We've been trying to do that, we have passed UN resolutions, we have passed many Human Rights Council resolutions. But those are just pieces of papers and great words, the only way those words can make a meaning is if we go back to our villages, wherever we come from our spheres of influence, and we be the agents of change.
So my charge to each and every one of you is not just to sit here and have a great conversation is to go back to the people you care about, your sphere of influence, and tell somebody.
If they ask you where were you in Cape Town? Tell them I was in Cape Town to meet some amazing women.
But we are also talking about child marriage.
Don't forget that statement. Sometimes we forget. So please do that.
The other thing we believe is that change happens needs to be driven locally. The local people know the tools, know the changes which happen, they know what are the levers we can pull so that can happen. The other thing we know and we pride ourselves is that the girls themselves are the champions of change. We must empower the girls so that we became the become the change we need to be.

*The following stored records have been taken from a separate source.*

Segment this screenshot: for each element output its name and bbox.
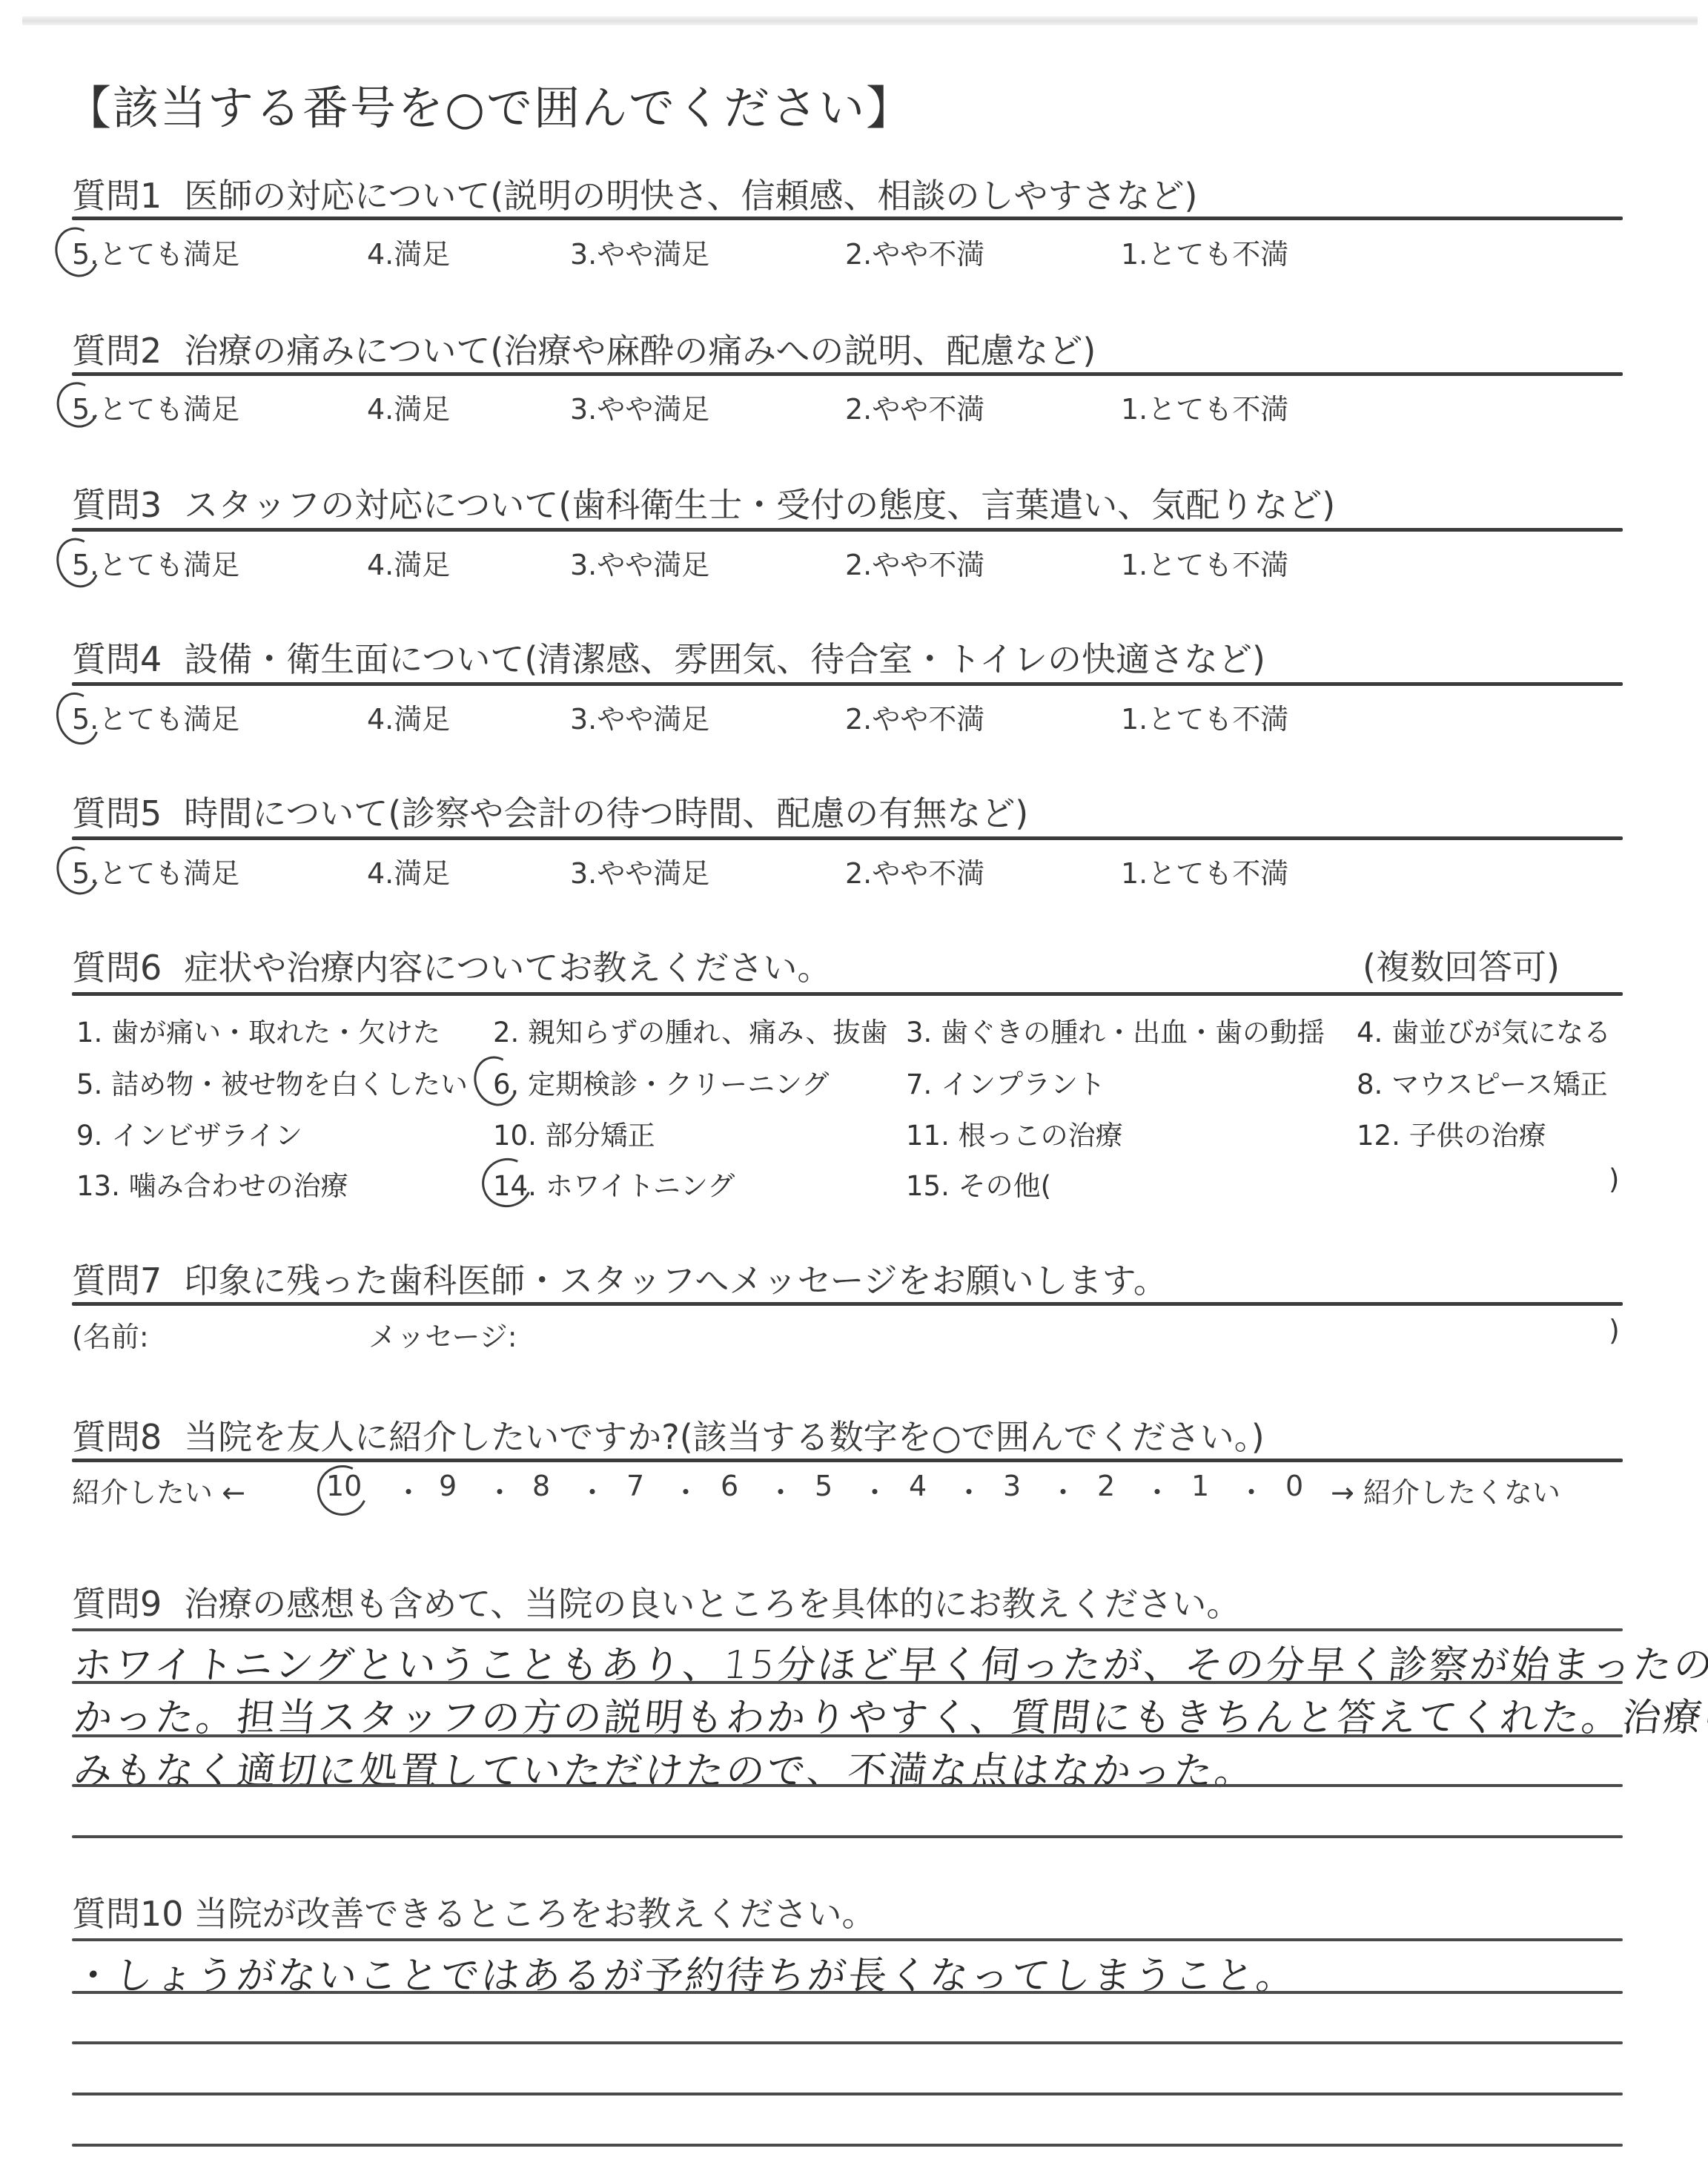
q6-option-13[interactable]: 13. 噛み合わせの治療 xyxy=(76,1163,348,1203)
multiple-answers-note: (複数回答可) xyxy=(1363,940,1560,989)
q6-option-15-other[interactable]: 15. その他( xyxy=(906,1163,1051,1203)
separator: ・ xyxy=(955,1470,983,1510)
option-2[interactable]: 2.やや不満 xyxy=(845,386,984,427)
separator: ・ xyxy=(1143,1470,1171,1510)
answer-line xyxy=(72,1784,1623,1787)
question-number: 質問4 xyxy=(72,639,162,679)
score-4[interactable]: 4 xyxy=(909,1470,927,1502)
question-8-heading: 質問8当院を友人に紹介したいですか?(該当する数字を○で囲んでください。) xyxy=(72,1410,1265,1459)
divider xyxy=(72,372,1623,376)
answer-line xyxy=(72,1628,1623,1631)
close-paren: ) xyxy=(1609,1163,1619,1195)
answer-line xyxy=(72,2041,1623,2044)
score-9[interactable]: 9 xyxy=(439,1470,457,1502)
not-recommend-label: → 紹介したくない xyxy=(1331,1470,1560,1510)
question-7-heading: 質問7印象に残った歯科医師・スタッフへメッセージをお願いします。 xyxy=(72,1254,1168,1303)
score-5[interactable]: 5 xyxy=(815,1470,833,1502)
option-4[interactable]: 4.満足 xyxy=(367,851,450,891)
option-4[interactable]: 4.満足 xyxy=(367,231,450,272)
separator: ・ xyxy=(394,1470,423,1510)
question-text: スタッフの対応について(歯科衛生士・受付の態度、言葉遣い、気配りなど) xyxy=(184,485,1335,525)
q6-option-1[interactable]: 1. 歯が痛い・取れた・欠けた xyxy=(76,1010,440,1050)
question-text: 当院が改善できるところをお教えください。 xyxy=(194,1894,876,1934)
divider xyxy=(72,682,1623,686)
separator: ・ xyxy=(1237,1470,1265,1510)
score-1[interactable]: 1 xyxy=(1191,1470,1209,1502)
question-text: 症状や治療内容についてお教えください。 xyxy=(184,948,831,988)
question-number: 質問2 xyxy=(72,331,162,371)
option-5[interactable]: 5.とても満足 xyxy=(72,386,239,427)
q6-option-8[interactable]: 8. マウスピース矯正 xyxy=(1357,1062,1608,1102)
message-label: メッセージ: xyxy=(368,1314,517,1355)
name-label: (名前: xyxy=(72,1314,149,1355)
q6-option-5[interactable]: 5. 詰め物・被せ物を白くしたい xyxy=(76,1062,468,1102)
q6-option-6[interactable]: 6. 定期検診・クリーニング xyxy=(493,1062,829,1102)
question-number: 質問5 xyxy=(72,793,162,833)
divider xyxy=(72,1302,1623,1306)
option-3[interactable]: 3.やや満足 xyxy=(570,542,709,583)
question-text: 設備・衛生面について(清潔感、雰囲気、待合室・トイレの快適さなど) xyxy=(184,639,1265,679)
answer-line xyxy=(72,1734,1623,1737)
option-1[interactable]: 1.とても不満 xyxy=(1121,542,1288,583)
question-text: 医師の対応について(説明の明快さ、信頼感、相談のしやすさなど) xyxy=(184,176,1197,216)
score-0[interactable]: 0 xyxy=(1285,1470,1303,1502)
question-number: 質問3 xyxy=(72,485,162,525)
separator: ・ xyxy=(672,1470,700,1510)
answer-line xyxy=(72,2144,1623,2147)
score-6[interactable]: 6 xyxy=(721,1470,738,1502)
divider xyxy=(72,217,1623,220)
score-3[interactable]: 3 xyxy=(1003,1470,1021,1502)
separator: ・ xyxy=(1049,1470,1077,1510)
option-4[interactable]: 4.満足 xyxy=(367,696,450,737)
q9-answer-line-2[interactable]: かった。担当スタッフの方の説明もわかりやすく、質問にもきちんと答えてくれた。治療… xyxy=(71,1686,1708,1742)
option-1[interactable]: 1.とても不満 xyxy=(1121,386,1288,427)
q6-option-14[interactable]: 14. ホワイトニング xyxy=(493,1163,735,1203)
divider xyxy=(72,528,1623,532)
option-2[interactable]: 2.やや不満 xyxy=(845,231,984,272)
answer-line xyxy=(72,1938,1623,1941)
option-3[interactable]: 3.やや満足 xyxy=(570,386,709,427)
q6-option-4[interactable]: 4. 歯並びが気になる xyxy=(1357,1010,1611,1050)
q6-option-2[interactable]: 2. 親知らずの腫れ、痛み、抜歯 xyxy=(493,1010,888,1050)
page-title: 【該当する番号を○で囲んでください】 xyxy=(65,71,913,137)
option-1[interactable]: 1.とても不満 xyxy=(1121,851,1288,891)
answer-line xyxy=(72,1991,1623,1994)
question-9-heading: 質問9治療の感想も含めて、当院の良いところを具体的にお教えください。 xyxy=(72,1577,1240,1626)
question-text: 治療の痛みについて(治療や麻酔の痛みへの説明、配慮など) xyxy=(184,331,1096,371)
divider xyxy=(72,992,1623,996)
question-text: 当院を友人に紹介したいですか?(該当する数字を○で囲んでください。) xyxy=(184,1417,1264,1457)
score-10[interactable]: 10 xyxy=(326,1470,362,1502)
option-5[interactable]: 5.とても満足 xyxy=(72,231,239,272)
option-5[interactable]: 5.とても満足 xyxy=(72,696,239,737)
question-number: 質問8 xyxy=(72,1417,162,1457)
option-5[interactable]: 5.とても満足 xyxy=(72,542,239,583)
question-number: 質問1 xyxy=(72,176,162,216)
option-4[interactable]: 4.満足 xyxy=(367,542,450,583)
answer-line xyxy=(72,1681,1623,1684)
question-4-heading: 質問4設備・衛生面について(清潔感、雰囲気、待合室・トイレの快適さなど) xyxy=(72,633,1265,681)
score-8[interactable]: 8 xyxy=(532,1470,550,1502)
option-1[interactable]: 1.とても不満 xyxy=(1121,231,1288,272)
q6-option-10[interactable]: 10. 部分矯正 xyxy=(493,1113,655,1153)
option-1[interactable]: 1.とても不満 xyxy=(1121,696,1288,737)
question-2-heading: 質問2治療の痛みについて(治療や麻酔の痛みへの説明、配慮など) xyxy=(72,324,1096,373)
separator: ・ xyxy=(861,1470,889,1510)
q6-option-12[interactable]: 12. 子供の治療 xyxy=(1357,1113,1546,1153)
close-paren: ) xyxy=(1609,1314,1620,1347)
question-6-heading: 質問6症状や治療内容についてお教えください。 xyxy=(72,941,831,990)
option-3[interactable]: 3.やや満足 xyxy=(570,851,709,891)
separator: ・ xyxy=(767,1470,795,1510)
answer-line xyxy=(72,2093,1623,2095)
question-number: 質問6 xyxy=(72,948,162,988)
option-2[interactable]: 2.やや不満 xyxy=(845,542,984,583)
option-2[interactable]: 2.やや不満 xyxy=(845,851,984,891)
option-3[interactable]: 3.やや満足 xyxy=(570,231,709,272)
question-text: 時間について(診察や会計の待つ時間、配慮の有無など) xyxy=(184,793,1028,833)
question-text: 印象に残った歯科医師・スタッフへメッセージをお願いします。 xyxy=(184,1261,1168,1301)
score-7[interactable]: 7 xyxy=(626,1470,644,1502)
score-2[interactable]: 2 xyxy=(1097,1470,1115,1502)
separator: ・ xyxy=(486,1470,514,1510)
divider xyxy=(72,1459,1623,1462)
scan-edge xyxy=(22,16,1698,25)
question-5-heading: 質問5時間について(診察や会計の待つ時間、配慮の有無など) xyxy=(72,787,1028,836)
q6-option-7[interactable]: 7. インプラント xyxy=(906,1062,1105,1102)
q6-option-11[interactable]: 11. 根っこの治療 xyxy=(906,1113,1123,1153)
option-3[interactable]: 3.やや満足 xyxy=(570,696,709,737)
option-4[interactable]: 4.満足 xyxy=(367,386,450,427)
separator: ・ xyxy=(578,1470,606,1510)
name-field[interactable] xyxy=(222,1314,356,1347)
option-2[interactable]: 2.やや不満 xyxy=(845,696,984,737)
question-number: 質問10 xyxy=(72,1894,184,1934)
message-field[interactable] xyxy=(563,1314,1586,1347)
question-10-heading: 質問10当院が改善できるところをお教えください。 xyxy=(72,1887,876,1936)
option-5[interactable]: 5.とても満足 xyxy=(72,851,239,891)
answer-line xyxy=(72,1835,1623,1838)
question-1-heading: 質問1医師の対応について(説明の明快さ、信頼感、相談のしやすさなど) xyxy=(72,169,1197,218)
question-text: 治療の感想も含めて、当院の良いところを具体的にお教えください。 xyxy=(184,1584,1240,1624)
question-number: 質問9 xyxy=(72,1584,162,1624)
question-number: 質問7 xyxy=(72,1261,162,1301)
recommend-label: 紹介したい ← xyxy=(72,1470,245,1510)
divider xyxy=(72,836,1623,840)
q6-option-3[interactable]: 3. 歯ぐきの腫れ・出血・歯の動揺 xyxy=(906,1010,1325,1050)
q6-option-9[interactable]: 9. インビザライン xyxy=(76,1113,302,1153)
question-3-heading: 質問3スタッフの対応について(歯科衛生士・受付の態度、言葉遣い、気配りなど) xyxy=(72,478,1335,527)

Today I'm not coming here alone.
We have lots of people. We have our staff, we have our colleagues, we have activists, but most importantly, we have our colleagues from Girls First Fund. This is a foundation which is working and bringing resources to the frontline workers and you are going to meet some leaders this afternoon.
They are going to tell you some of the work they are doing every day.
We also have Vow for Girls, which is an opportunity where they work with the industry, the wedding industry, and other corporate organisations, so that they can raise much-needed resources to end child marriage.
But we have you as well. And I'm so excited that all of you are here. So I'm not going to take so much time. I'm going to say we have a powerful conversation this afternoon.
I am so excited. I'm sure you can see it. I am so, so excited that we have been joined by such powerful women.
But we also need to be joined by some powerful men too, isn't it? Because men are part of the allies. They are part of the solutions. They are not perpetrators. They are champions.
So we need to also fight some men to come together and really,really spearhead this work. But let's not talk about men right now let's talk about the women who will join us here later ... Amal Clooney. We are going to be joined by Michelle Obama and we are also going to be joined by Melinda Gates.
They have said: We believe you, we are with you, we are going to work with you, and we are going to raise the flag. And they are really following the agenda which was set forth by Mama Graca here and I want to say once again, Asante Mama, you've been such a great champion, we owe you big time, and we'll make this happen, and we will end child marriage.
Have a great afternoon and we will chat later. And stay excited!
Faith Mwangi-Powell, CEO of Girls Not Brides, the Global Partnership to End Child Marriage, was a speaker at the End Child Marriage event led by African icon Graca Machel, founder of The Graca Machel Trust and The Foundation for Community Development, Michelle Obama, former First Lady of the U.S and founder of the Girls Opportunity Alliance, Melinda French Gates, global philanthropist and co-chair of the Gates Foundation, and Amal Clooney, leading human rights lawyer and founder of Clooney Foundation for Justice.